Syria’s Assad to chair new cabinet as demos spread

Syrian President Bashar al-Assad was to address yesterday a new government tasked with launching reforms after protests demanding greater freedoms snowballed a month after they first broke out. Meanwhile, thousands of Syrians attended the funeral of a...

Syrian President Bashar al-Assad was to address yesterday a new government tasked with launching reforms after protests demanding greater freedoms snowballed a month after they first broke out.

Meanwhile, thousands of Syrians attended the funeral of a man who died from his wounds after being shot by regime agents in the northwestern city of Banias, witnesses and activists said.

The mourners chanted slogans in favour of greater freedoms, against the ruling Baath party, in power since 1963, while some also called for an end to the regime, the sources told AFP.

About 2,000 women also rallied “in favour of liberty and in homage of the martyr,” in the centre of the coastal city, a human rights activist told AFP.

Assad was expected to deliver a speech during the first meeting of his new cabinet, tasked with introducing broad reforms, including lifting emergency laws.

“The speech will (then) be broadcast in the afternoon” by state media, said an official who declined to be named as state television began broadcasting the swearing in of cabinet ministers.
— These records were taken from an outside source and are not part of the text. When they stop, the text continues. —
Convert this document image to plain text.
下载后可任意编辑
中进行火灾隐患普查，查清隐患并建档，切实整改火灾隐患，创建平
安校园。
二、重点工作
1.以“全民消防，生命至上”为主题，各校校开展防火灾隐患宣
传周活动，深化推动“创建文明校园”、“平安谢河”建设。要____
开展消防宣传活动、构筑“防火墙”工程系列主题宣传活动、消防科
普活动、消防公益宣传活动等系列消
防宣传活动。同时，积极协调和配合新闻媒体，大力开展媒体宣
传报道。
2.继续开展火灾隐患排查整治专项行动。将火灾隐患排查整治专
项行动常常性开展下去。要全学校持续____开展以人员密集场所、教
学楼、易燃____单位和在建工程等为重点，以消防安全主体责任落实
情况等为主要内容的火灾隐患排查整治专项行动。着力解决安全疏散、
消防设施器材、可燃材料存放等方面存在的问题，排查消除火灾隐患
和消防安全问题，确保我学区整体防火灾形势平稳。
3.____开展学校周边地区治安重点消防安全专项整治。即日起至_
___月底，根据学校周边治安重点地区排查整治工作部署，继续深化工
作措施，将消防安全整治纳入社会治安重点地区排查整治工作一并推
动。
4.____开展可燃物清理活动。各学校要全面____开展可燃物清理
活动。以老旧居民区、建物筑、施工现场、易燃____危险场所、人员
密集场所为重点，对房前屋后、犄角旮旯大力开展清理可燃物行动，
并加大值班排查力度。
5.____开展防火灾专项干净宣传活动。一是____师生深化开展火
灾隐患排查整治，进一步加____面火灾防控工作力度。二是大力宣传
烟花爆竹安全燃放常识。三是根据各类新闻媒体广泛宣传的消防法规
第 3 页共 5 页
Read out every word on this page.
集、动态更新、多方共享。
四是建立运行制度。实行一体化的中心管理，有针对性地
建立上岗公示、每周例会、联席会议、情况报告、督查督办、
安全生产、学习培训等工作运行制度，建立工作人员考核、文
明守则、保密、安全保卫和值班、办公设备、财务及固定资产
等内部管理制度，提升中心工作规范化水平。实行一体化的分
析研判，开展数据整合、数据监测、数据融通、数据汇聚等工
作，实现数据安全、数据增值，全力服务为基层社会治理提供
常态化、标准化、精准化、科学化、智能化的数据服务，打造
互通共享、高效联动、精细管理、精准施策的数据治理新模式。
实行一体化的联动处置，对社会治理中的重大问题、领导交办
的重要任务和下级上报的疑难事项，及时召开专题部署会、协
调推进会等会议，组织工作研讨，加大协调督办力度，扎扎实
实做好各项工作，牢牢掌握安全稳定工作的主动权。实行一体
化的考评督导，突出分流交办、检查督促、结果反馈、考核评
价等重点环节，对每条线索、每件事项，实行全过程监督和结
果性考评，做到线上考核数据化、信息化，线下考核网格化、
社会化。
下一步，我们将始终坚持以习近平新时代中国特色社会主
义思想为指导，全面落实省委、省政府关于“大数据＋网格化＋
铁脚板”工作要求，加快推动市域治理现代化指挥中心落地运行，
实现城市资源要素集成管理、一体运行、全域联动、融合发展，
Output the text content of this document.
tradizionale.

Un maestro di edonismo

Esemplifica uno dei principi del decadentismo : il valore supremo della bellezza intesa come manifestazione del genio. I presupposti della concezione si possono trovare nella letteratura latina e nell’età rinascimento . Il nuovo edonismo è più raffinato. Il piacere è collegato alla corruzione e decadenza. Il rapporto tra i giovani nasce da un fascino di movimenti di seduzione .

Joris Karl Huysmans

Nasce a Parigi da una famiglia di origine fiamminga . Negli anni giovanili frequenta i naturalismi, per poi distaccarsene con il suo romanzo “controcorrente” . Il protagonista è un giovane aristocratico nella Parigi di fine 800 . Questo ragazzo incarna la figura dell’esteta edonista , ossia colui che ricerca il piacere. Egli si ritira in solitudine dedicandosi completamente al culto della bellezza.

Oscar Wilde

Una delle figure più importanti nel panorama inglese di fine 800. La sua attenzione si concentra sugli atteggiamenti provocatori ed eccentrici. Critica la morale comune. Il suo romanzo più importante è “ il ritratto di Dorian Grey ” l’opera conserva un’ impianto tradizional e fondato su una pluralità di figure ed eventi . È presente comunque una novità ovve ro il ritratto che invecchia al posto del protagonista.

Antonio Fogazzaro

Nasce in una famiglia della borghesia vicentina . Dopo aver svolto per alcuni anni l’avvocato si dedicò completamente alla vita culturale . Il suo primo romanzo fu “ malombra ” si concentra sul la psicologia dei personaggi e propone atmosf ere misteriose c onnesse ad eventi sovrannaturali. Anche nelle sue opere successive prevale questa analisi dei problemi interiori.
Assad made his first public comments two weeks after the protests erupted, telling parliament the violence was part of a “conspiracy” against Syria but keeping mum on the notorious emergency law.

Prime Minister Adel Safar unveiled last Thursday his new cabinet, which is expected to carry out broad reforms including the lifting of the emergency law imposed since the Baath party seized power.

Tens of thousands of people rallied across Syria last Friday demanding greater freedoms, exactly one month after a rare protest was staged in Damascus calling for the release of political prisoners.

Friday’s protests stretched from the key southern town of Daraa, to the predominantly Kurdish north, via the central industrial city of Homs and the coastal cities of Latakia and Banias, activists said.

In Homs, baton-wielding police had waded into a crowd of around 4,000 people who chanted “freedom, freedom,” political activist Najatai Tayara told AFP by telephone.

The official SANA news agency said a policeman who was killed when violence flared during an anti-regime demonstration in Homs was buried yesterday.

Up to 3,000 protesters marched in the centre of the agricultural town of Daraa, near the border with Jordan, where security forces shot dead at least seven people a week earlier.

“Between 2,500 and 3,000 people showed up at Al-Saraya area in the centre of the city, chanting slogans in favour of freedom and against the hostile regime,” an activist said.

Security forces looked on as protesters chanted “Death rather than humiliation,” he said.

Hassan Berro, an activist in the northeastern Kurdish-majority city of Qamishli, said some 5,000 people, waving Syrian flags, demonstrated in solidarity with the people of Daraa and Banias.